CEMITÉRIO DE SANTO AMARO - RECIFE (AMARO BOCÃO) |
Por José Antonio Taveira Belo / Zetinho
Gabava-se de ter uma saúde de ferro. Nunca tinha
visitado um consultório médico nem hospital ou casa de saúde. O seu remédio era
uma pinga com limão e mel e depois lavada com alguns copos de cerveja. Quando
se falava do exame de próstata, dizia para todos, - eu lá sou “frango” para
outro homem botar o dedo no fiofó, não isto eu garanto vou morrer virgem - e acrescentava
- isto exame é para vocês. Cuidado para não ir todos os dias ao consultório se
não se vicia. Todos riam desta conversa que Esperdião não gostava de falar. Era
um adepto em assistir a Santa Missa na Igreja dos Militares na Rua Nova, nas
quartas feira e, na Basílica de Penha, as sexta feira, para receber a benção de
São Felix, às 10 horas. Falasse de tudo menos da religião – dizia – “deixe os
santos com a sua santidade e nós com os nossos pecados”, e acrescentava – se é
uma coisa que eu não gosto de discutir – religião, futebol e política – todos
já têm a sua opinião formada e a discussão trás muita das vezes grosseria, leva
ao desafeto, zanga e muitas das vezes até morte acontece, ria. Vamos jogar uma
porrinha! E assim a manhã na mesa do Bar Savoy continuava alegre, cada um
contando suas piadas e as suas estripulias, muitas das vezes “aumentando” o
fato. Lá prá tantas horas da tarde saímos para o A Portuguesa, na Rua Diário de
Pernambuco, completando a bebedeira no Largo da Encruzilhada, no Bar Salete. Os
dias se passavam sem que Alfredo aparecesse nos lugares onde costumávamos ir –
Bar Savoy, A Portuguesa, Bar do Gordo, Flor de Ouro, Bar do Mijo, Bar Estrela –
o que acontecera? Alfredo não era homem de ficar em casa e muito menos de
abandonar as amizades de bar. O tempo passa e numa manhã ensolarada, um calor
danado, o vai e vêm das pessoas pela Avenida Guararapes, e as buzinas dos
carros, as pessoas em pé esperando o ônibus e os gritos ensurdecedores dos
vendedores de pipocas e maçã vermelhinhas. Éramos servidos pelo garçom Careca, com
a seu terno de garçom, calça preta, paletó branco e a gravata borboleta preta
que trazia a cerveja bem geladinha. Enquanto
comentávamos algum assunto chegou o companheiro Maguary com a sua bolsa Zero sete
colocando na cadeira e dizendo – sabe quem está internado no Hospital Osvaldo
Cruz? O Alfredo!

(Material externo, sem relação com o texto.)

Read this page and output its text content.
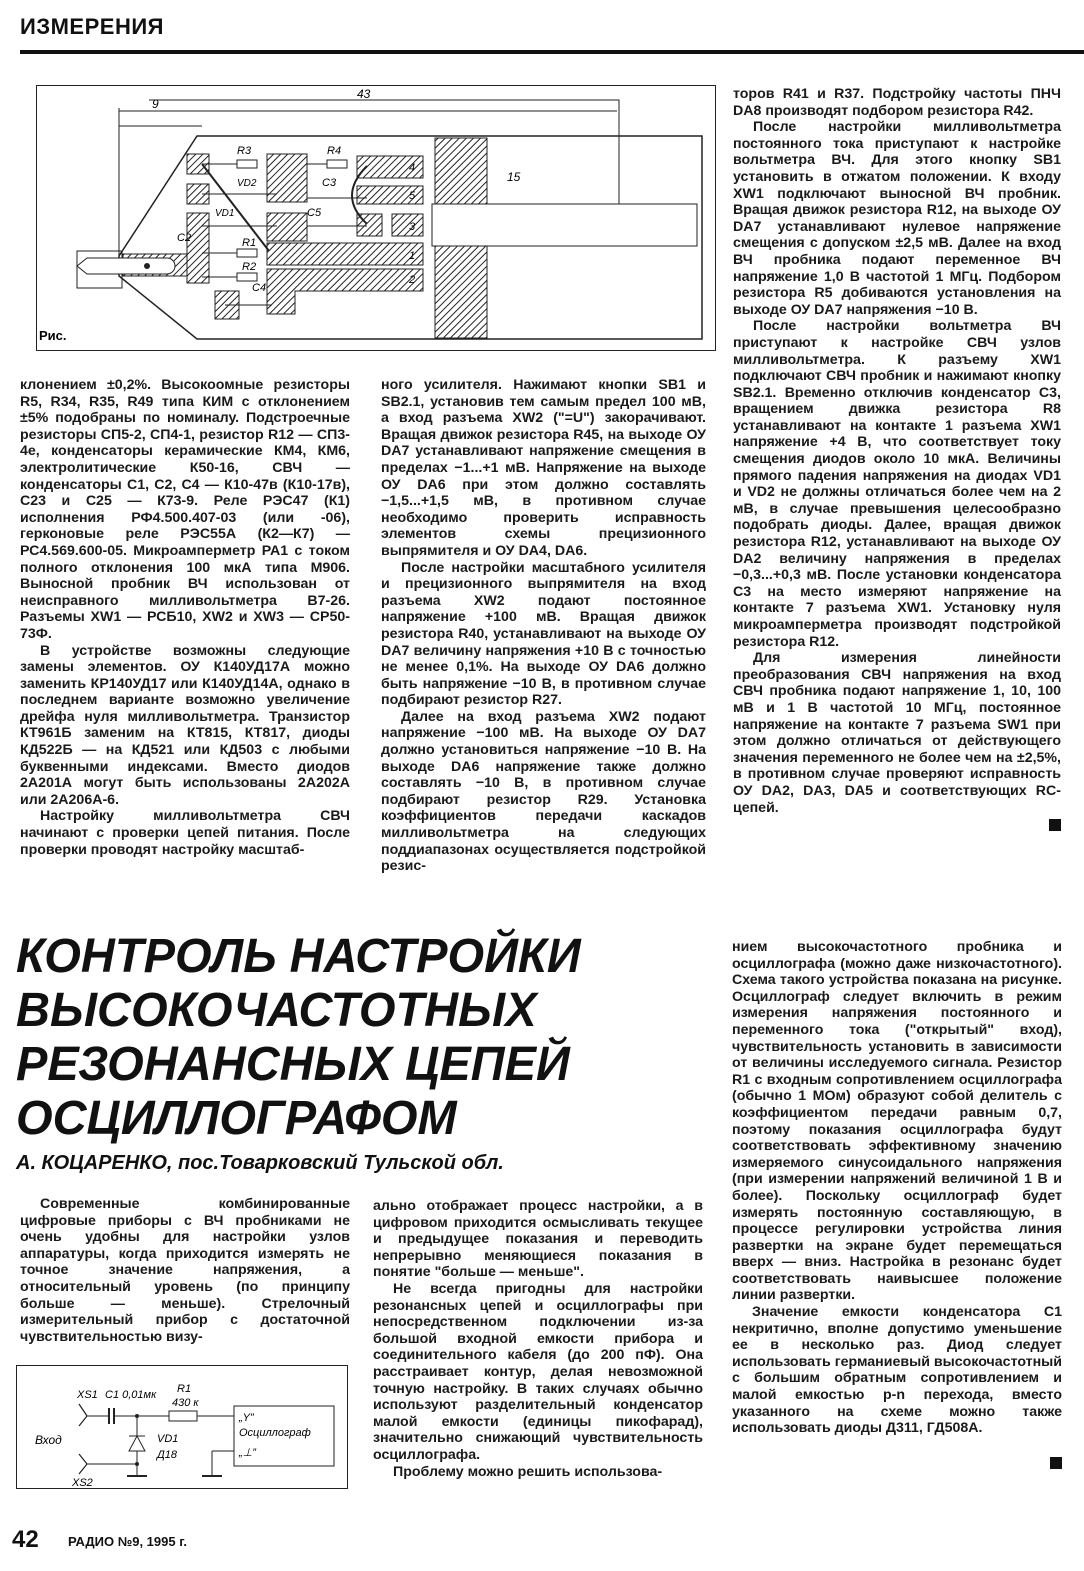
ИЗМЕРЕНИЯ
9
43
C2
R3	R4
VD2	C3
VD1	C5
R1
R2
C4
4
5
3
1
2
15
Рис.

клонением ±0,2%. Высокоомные резисторы R5, R34, R35, R49 типа КИМ с отклонением ±5% подобраны по номиналу. Подстроечные резисторы СП5-2, СП4-1, резистор R12 — СП3-4е, конденсаторы керамические КМ4, КМ6, электролитические К50-16, СВЧ — конденсаторы С1, С2, С4 — К10-47в (К10-17в), С23 и С25 — К73-9. Реле РЭС47 (К1) исполнения РФ4.500.407-03 (или -06), герконовые реле РЭС55А (К2—К7) — РС4.569.600-05. Микроамперметр РА1 с током полного отклонения 100 мкА типа М906. Выносной пробник ВЧ использован от неисправного милливольтметра В7-26. Разъемы XW1 — РСБ10, XW2 и XW3 — СР50-73Ф.

В устройстве возможны следующие замены элементов. ОУ К140УД17А можно заменить КР140УД17 или К140УД14А, однако в последнем варианте возможно увеличение дрейфа нуля милливольтметра. Транзистор КТ961Б заменим на КТ815, КТ817, диоды КД522Б — на КД521 или КД503 с любыми буквенными индексами. Вместо диодов 2А201А могут быть использованы 2А202А или 2А206А-6.

Настройку милливольтметра СВЧ начинают с проверки цепей питания. После проверки проводят настройку масштаб-

ного усилителя. Нажимают кнопки SB1 и SB2.1, установив тем самым предел 100 мВ, а вход разъема XW2 ("=U") закорачивают. Вращая движок резистора R45, на выходе ОУ DA7 устанавливают напряжение смещения в пределах −1...+1 мВ. Напряжение на выходе ОУ DA6 при этом должно составлять −1,5...+1,5 мВ, в противном случае необходимо проверить исправность элементов схемы прецизионного выпрямителя и ОУ DA4, DA6.

После настройки масштабного усилителя и прецизионного выпрямителя на вход разъема XW2 подают постоянное напряжение +100 мВ. Вращая движок резистора R40, устанавливают на выходе ОУ DA7 величину напряжения +10 В с точностью не менее 0,1%. На выходе ОУ DA6 должно быть напряжение −10 В, в противном случае подбирают резистор R27.

Далее на вход разъема XW2 подают напряжение −100 мВ. На выходе ОУ DA7 должно установиться напряжение −10 В. На выходе DA6 напряжение также должно составлять −10 В, в противном случае подбирают резистор R29. Установка коэффициентов передачи каскадов милливольтметра на следующих поддиапазонах осуществляется подстройкой резис-

торов R41 и R37. Подстройку частоты ПНЧ DA8 производят подбором резистора R42.

После настройки милливольтметра постоянного тока приступают к настройке вольтметра ВЧ. Для этого кнопку SB1 установить в отжатом положении. К входу XW1 подключают выносной ВЧ пробник. Вращая движок резистора R12, на выходе ОУ DA7 устанавливают нулевое напряжение смещения с допуском ±2,5 мВ. Далее на вход ВЧ пробника подают переменное ВЧ напряжение 1,0 В частотой 1 МГц. Подбором резистора R5 добиваются установления на выходе ОУ DA7 напряжения −10 В.

После настройки вольтметра ВЧ приступают к настройке СВЧ узлов милливольтметра. К разъему XW1 подключают СВЧ пробник и нажимают кнопку SB2.1. Временно отключив конденсатор С3, вращением движка резистора R8 устанавливают на контакте 1 разъема XW1 напряжение +4 В, что соответствует току смещения диодов около 10 мкА. Величины прямого падения напряжения на диодах VD1 и VD2 не должны отличаться более чем на 2 мВ, в случае превышения целесообразно подобрать диоды. Далее, вращая движок резистора R12, устанавливают на выходе ОУ DA2 величину напряжения в пределах −0,3...+0,3 мВ. После установки конденсатора С3 на место измеряют напряжение на контакте 7 разъема XW1. Установку нуля микроамперметра производят подстройкой резистора R12.

Для измерения линейности преобразования СВЧ напряжения на вход СВЧ пробника подают напряжение 1, 10, 100 мВ и 1 В частотой 10 МГц, постоянное напряжение на контакте 7 разъема SW1 при этом должно отличаться от действующего значения переменного не более чем на ±2,5%, в противном случае проверяют исправность ОУ DA2, DA3, DA5 и соответствующих RC-цепей.

КОНТРОЛЬ НАСТРОЙКИ
ВЫСОКОЧАСТОТНЫХ
РЕЗОНАНСНЫХ ЦЕПЕЙ
ОСЦИЛЛОГРАФОМ
А. КОЦАРЕНКО, пос.Товарковский Тульской обл.

Современные комбинированные цифровые приборы с ВЧ пробниками не очень удобны для настройки узлов аппаратуры, когда приходится измерять не точное значение напряжения, а относительный уровень (по принципу больше — меньше). Стрелочный измерительный прибор с достаточной чувствительностью визу-

ально отображает процесс настройки, а в цифровом приходится осмысливать текущее и предыдущее показания и переводить непрерывно меняющиеся показания в понятие "больше — меньше".

Не всегда пригодны для настройки резонансных цепей и осциллографы при непосредственном подключении из-за большой входной емкости прибора и соединительного кабеля (до 200 пФ). Она расстраивает контур, делая невозможной точную настройку. В таких случаях обычно используют разделительный конденсатор малой емкости (единицы пикофарад), значительно снижающий чувствительность осциллографа.

Проблему можно решить использова-

нием высокочастотного пробника и осциллографа (можно даже низкочастотного). Схема такого устройства показана на рисунке. Осциллограф следует включить в режим измерения напряжения постоянного и переменного тока ("открытый" вход), чувствительность установить в зависимости от величины исследуемого сигнала. Резистор R1 с входным сопротивлением осциллографа (обычно 1 МОм) образуют собой делитель с коэффициентом передачи равным 0,7, поэтому показания осциллографа будут соответствовать эффективному значению измеряемого синусоидального напряжения (при измерении напряжений величиной 1 В и более). Поскольку осциллограф будет измерять постоянную составляющую, в процессе регулировки устройства линия развертки на экране будет перемещаться вверх — вниз. Настройка в резонанс будет соответствовать наивысшее положение линии развертки.

Значение емкости конденсатора С1 некритично, вполне допустимо уменьшение ее в несколько раз. Диод следует использовать германиевый высокочастотный с большим обратным сопротивлением и малой емкостью p-n перехода, вместо указанного на схеме можно также использовать диоды Д311, ГД508А.

XS1 C1 0,01мк R1
430 к
Вход	VD1
Д18
XS2
„Y”
Осциллограф
„⊥”
42 РАДИО №9, 1995 г.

Encontrei ontem com a Dona Zuleide na Rua da Palma e ela me
contou que Alfredo começou há certo tempo com dores na bexiga, urinava a conta
gota, e como vocês já sabem, ele relutava ir ao médico, por qualquer doença –
dizia sempre – doença se cura com uma boa dose de Pitu e uma Antarctica bem
gelada e, ai o cara está curado – mas dessa vez ele se deu mal. As dores
aumentaram e ele se decidiu ir ao médico – Marcamos a consulta. No dia aprazado
chegamos ao Hospital por volta das seis e meia da manhã. Dezenas de pacientes
já se aglomeravam uns sentados outros em pé aguardando a chegada do médico. Não
sabíamos que enfermidade o Alfredo tinha. Sentia dores. Ele sentado em uma
cadeira, de vez em quando fazia uma careta – o que tu tens Alfredo? É uma
dorzinha que me incomoda bastante quando estou sentado, vou ficar de pé e,
assim fazia. Lá pelas dez horas entramos no consultório. Alfredo sentou-se em
frente ao medico e ele começou anotar em uma papeleta, os sintomas que o
paciente ia dizendo. Deitou em uma maca, apertou ali, apertou acolá, deitou de
bruços e frente, examinaram os olhos a boca e depois de olhos abaixados passou
alguns exames e assim que estivesse pronto voltasse. E assim procedeu. Fez os
exames laboratoriais e dentro de uma semana lá estava ele em frente ao médico.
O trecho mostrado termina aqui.